US-based spot Bitcoin and Ether exchange-traded funds kicked off 2026 with strong investor demand, pulling in a combined $646 million in net inflows on the first trading day of the year, even as broader crypto market sentiment remained cautious.

Data from Farside shows that spot Bitcoin ETFs recorded $471.3 million in net inflows on Friday, while spot Ether ETFs added $174.5 million. Together, the two products brought in $645.8 million.

The inflows marked the strongest day for US spot Bitcoin ETFs in 35 trading sessions. The last time the group saw a larger single-day inflow was Nov. 11, when total inflows reached $524 million across the 11 US-listed funds.

Spot Ether ETFs also posted their best performance in weeks, recording their largest one-day inflow in 15 trading sessions. The previous high was Dec. 9, when inflows totaled $177.7 million.

ETF flows are often viewed as a gauge of institutional and mainstream investor interest in crypto, as well as a potential indicator of short-term price direction.

Despite the strong start to the year, Bitcoin and Ether prices have struggled over the past month. Bitcoin is down about 1.6% over the past 30 days, while Ether has fallen roughly 1.4%, following a volatile period in October that saw heavy liquidations across crypto derivatives markets.

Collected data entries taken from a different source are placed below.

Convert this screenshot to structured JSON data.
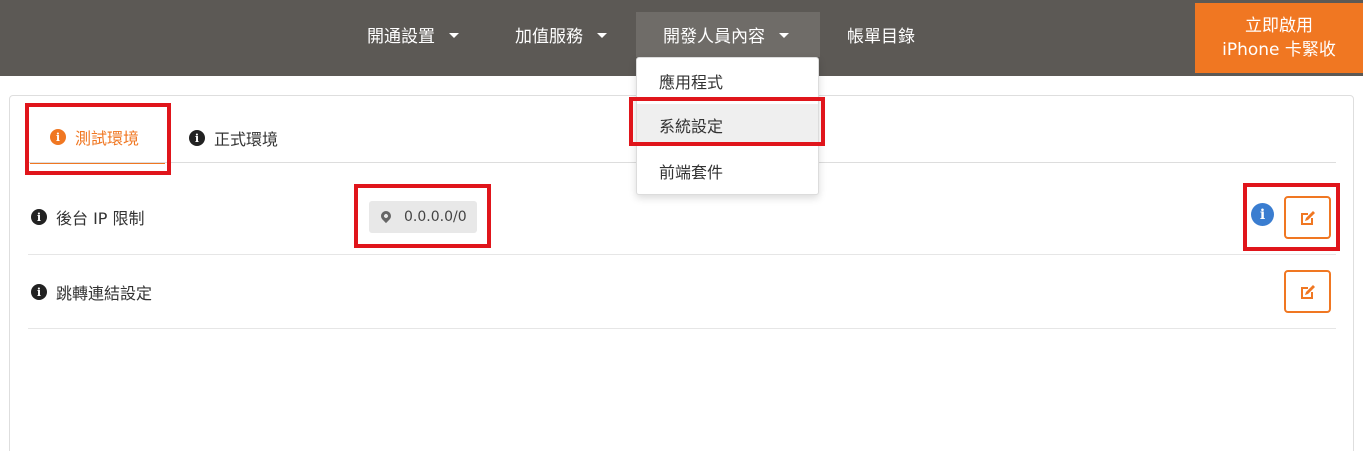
{
  "nav": {
    "items": [
      {
        "label": "開通設置",
        "has_caret": true
      },
      {
        "label": "加值服務",
        "has_caret": true
      },
      {
        "label": "開發人員內容",
        "has_caret": true,
        "active": true
      },
      {
        "label": "帳單目錄",
        "has_caret": false
      }
    ],
    "cta": {
      "line1": "立即啟用",
      "line2": "iPhone 卡緊收"
    }
  },
  "dropdown": {
    "items": [
      {
        "label": "應用程式"
      },
      {
        "label": "系統設定",
        "hovered": true
      },
      {
        "label": "前端套件"
      }
    ]
  },
  "tabs": [
    {
      "label": "測試環境",
      "active": true
    },
    {
      "label": "正式環境",
      "active": false
    }
  ],
  "settings": {
    "ip_limit": {
      "label": "後台 IP 限制",
      "value": "0.0.0.0/0"
    },
    "redirect": {
      "label": "跳轉連結設定"
    }
  },
  "icons": {
    "info": "i"
  },
  "colors": {
    "nav_bg": "#5c5955",
    "accent": "#f07722",
    "highlight": "#e0151b",
    "info_blue": "#3a7dd0"
  }
}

Cautious sentiment is also reflected in the Crypto Fear & Greed Index, which has remained in “Fear” or “Extreme Fear” territory since early November. The index returned to “Extreme Fear” on Sunday, with a reading of 25.

Still, some industry executives see the recent ETF inflows as a sign that institutional investors are returning. Wal, chief marketing officer at Tonso, said in a post on X that many institutions sold Bitcoin in late 2025 for tax-loss harvesting and are now reentering the market.

“Now they’re buying again — this is just the beginning,” he said.

Despite market weakness toward the end of last year, US investors poured more than $31.7 billion into crypto ETFs in 2025. Spot Bitcoin ETFs accounted for the bulk of that demand, attracting $21.4 billion in net inflows during the year, though that figure was down from $35.2 billion in 2024.